Parking for more than 700 cars was added to accommodate all the people who would use such a concentrated mix of uses, all of it illuminated by dozens of lights.

That potentially intensified use drew a groundswell of opposition, especially from people living nearby who wanted it to remain a passive park with a minimum amount of development.

Minds meeting

Since then, the community center and associated facilities have polarized the community.

“For some reason, every public hearing (on the plan) held for five years turned into an angry, confrontational meeting,” said NCSD Director Jim Harrison, also a member of the group that proposed the alternative sites.

A member of the equestrian trails advocacy group Ride Nipomo and the Nipomo Parks Conservancy, which was organized to oppose a recreation and community center in the park, Harrison said he’s at neither extreme of the issue.

“There are groups who want nothing put in the park, and there are groups who want everything put in the park,” he said.

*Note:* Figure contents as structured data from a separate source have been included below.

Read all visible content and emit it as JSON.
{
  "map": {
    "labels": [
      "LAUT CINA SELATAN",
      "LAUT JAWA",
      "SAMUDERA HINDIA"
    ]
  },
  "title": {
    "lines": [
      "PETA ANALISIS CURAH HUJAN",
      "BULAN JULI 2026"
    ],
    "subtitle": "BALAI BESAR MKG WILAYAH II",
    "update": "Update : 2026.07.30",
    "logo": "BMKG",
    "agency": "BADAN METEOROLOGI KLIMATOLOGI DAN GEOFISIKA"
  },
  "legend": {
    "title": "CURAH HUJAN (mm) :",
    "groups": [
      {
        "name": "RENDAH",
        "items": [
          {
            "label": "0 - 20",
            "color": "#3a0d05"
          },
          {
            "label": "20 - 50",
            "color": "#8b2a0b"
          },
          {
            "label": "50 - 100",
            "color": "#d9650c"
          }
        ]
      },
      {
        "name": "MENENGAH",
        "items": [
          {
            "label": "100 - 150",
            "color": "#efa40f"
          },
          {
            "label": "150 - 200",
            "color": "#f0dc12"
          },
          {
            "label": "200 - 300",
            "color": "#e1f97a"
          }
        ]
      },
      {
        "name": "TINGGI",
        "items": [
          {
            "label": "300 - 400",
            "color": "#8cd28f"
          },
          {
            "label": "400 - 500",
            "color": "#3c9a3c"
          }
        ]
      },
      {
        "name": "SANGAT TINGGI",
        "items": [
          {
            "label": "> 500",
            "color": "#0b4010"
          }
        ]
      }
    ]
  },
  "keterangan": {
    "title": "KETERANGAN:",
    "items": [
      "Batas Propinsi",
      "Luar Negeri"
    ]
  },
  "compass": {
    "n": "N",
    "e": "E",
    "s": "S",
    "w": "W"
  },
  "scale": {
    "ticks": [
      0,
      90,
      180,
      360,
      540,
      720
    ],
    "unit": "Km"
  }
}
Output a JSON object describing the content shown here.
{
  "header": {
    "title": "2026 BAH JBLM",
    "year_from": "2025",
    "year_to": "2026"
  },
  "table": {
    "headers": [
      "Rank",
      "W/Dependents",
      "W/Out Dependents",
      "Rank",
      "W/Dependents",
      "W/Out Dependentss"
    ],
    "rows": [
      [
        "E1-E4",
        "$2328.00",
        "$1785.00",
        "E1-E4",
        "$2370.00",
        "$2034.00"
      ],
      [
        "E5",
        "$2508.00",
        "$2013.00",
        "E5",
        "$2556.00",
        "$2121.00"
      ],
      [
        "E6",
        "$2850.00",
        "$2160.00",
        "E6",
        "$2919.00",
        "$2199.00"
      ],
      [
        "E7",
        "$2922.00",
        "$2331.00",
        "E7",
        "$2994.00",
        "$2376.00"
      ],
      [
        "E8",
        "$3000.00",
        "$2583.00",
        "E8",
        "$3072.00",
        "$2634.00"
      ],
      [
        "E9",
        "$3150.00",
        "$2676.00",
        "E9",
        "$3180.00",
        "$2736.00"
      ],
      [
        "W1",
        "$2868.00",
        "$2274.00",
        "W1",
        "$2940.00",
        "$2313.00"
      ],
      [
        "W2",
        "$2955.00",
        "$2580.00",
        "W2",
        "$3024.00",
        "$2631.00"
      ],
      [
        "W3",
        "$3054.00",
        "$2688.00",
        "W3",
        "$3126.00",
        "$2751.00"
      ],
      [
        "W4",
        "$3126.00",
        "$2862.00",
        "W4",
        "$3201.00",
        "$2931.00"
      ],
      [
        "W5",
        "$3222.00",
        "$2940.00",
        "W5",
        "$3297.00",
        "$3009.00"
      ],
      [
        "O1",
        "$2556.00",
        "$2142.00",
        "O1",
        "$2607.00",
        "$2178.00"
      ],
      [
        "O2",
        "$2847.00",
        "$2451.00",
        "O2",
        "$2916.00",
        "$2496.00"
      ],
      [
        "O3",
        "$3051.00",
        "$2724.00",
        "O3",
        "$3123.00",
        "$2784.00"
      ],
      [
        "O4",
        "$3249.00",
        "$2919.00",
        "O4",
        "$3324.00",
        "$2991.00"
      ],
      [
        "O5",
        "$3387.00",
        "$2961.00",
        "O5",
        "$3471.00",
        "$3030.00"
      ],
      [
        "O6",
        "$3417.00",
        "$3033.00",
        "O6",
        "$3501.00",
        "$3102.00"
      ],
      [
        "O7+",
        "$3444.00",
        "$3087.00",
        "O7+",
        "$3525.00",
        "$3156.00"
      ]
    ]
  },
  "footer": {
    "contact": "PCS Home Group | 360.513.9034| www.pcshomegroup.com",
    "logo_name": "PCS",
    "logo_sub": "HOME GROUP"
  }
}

“Some believe the park should be used in some areas and should not be used in some areas because there are things over there that should not be covered with parking lots and concrete and asphalt,” he continued.

“That’s where I am — somewhere in the middle.”

The ongoing clash of ideas prompted Harrison and other individuals to ask Di Leo if she would serve as a go-between for the two groups.

Di Leo assembled a group of 10 people from both sides of the issue — representatives of Nipomo Recreation, park neighbors, youth sports and others.

“My opening statement to them was, ‘I want us to have a civil discussion ... if we can’t do that, we’ll cut it short and walk out of here,’” Di Leo said.

Instead of rancor and arguments, the group met three times for calm discussions.

“We actually sat down and talked,” Harrison said. “We set the ground rules that we would not talk about what was in the park but what should be in the recreation center, what should be in the community center, and should they be together.

“I think it went a long way to establishing that all of us believe there should be a recreation center and a community center or the two together somewhere in Nipomo. ... We need something for the kids.”

Di Leo said based on the amenities everyone agreed upon, a consulting firm designing the park master plan said at least 2 acres would be needed for a recreation and community center — a little less if the center shared parking with another facility.

That led to the seven proposed alternative sites.

But whether a community, recreation or combined center is constructed in the park will depend upon potential environmental impacts and whether they can be mitigated; whether adequate funding is available; and, most importantly, the desires of the community, said Pete Jenny, county parks manager.

“Once we complete the park master plan, if we don’t see some community consensus that a community center there is a high priority, it will go elsewhere,” Jenny said.

“If there is no other good option, I could see it rising to the level of the next thing we did in the park,” he said. “But we always listen to the community. This is not my park; this is not the Parks Department’s park; it’s the community’s park.”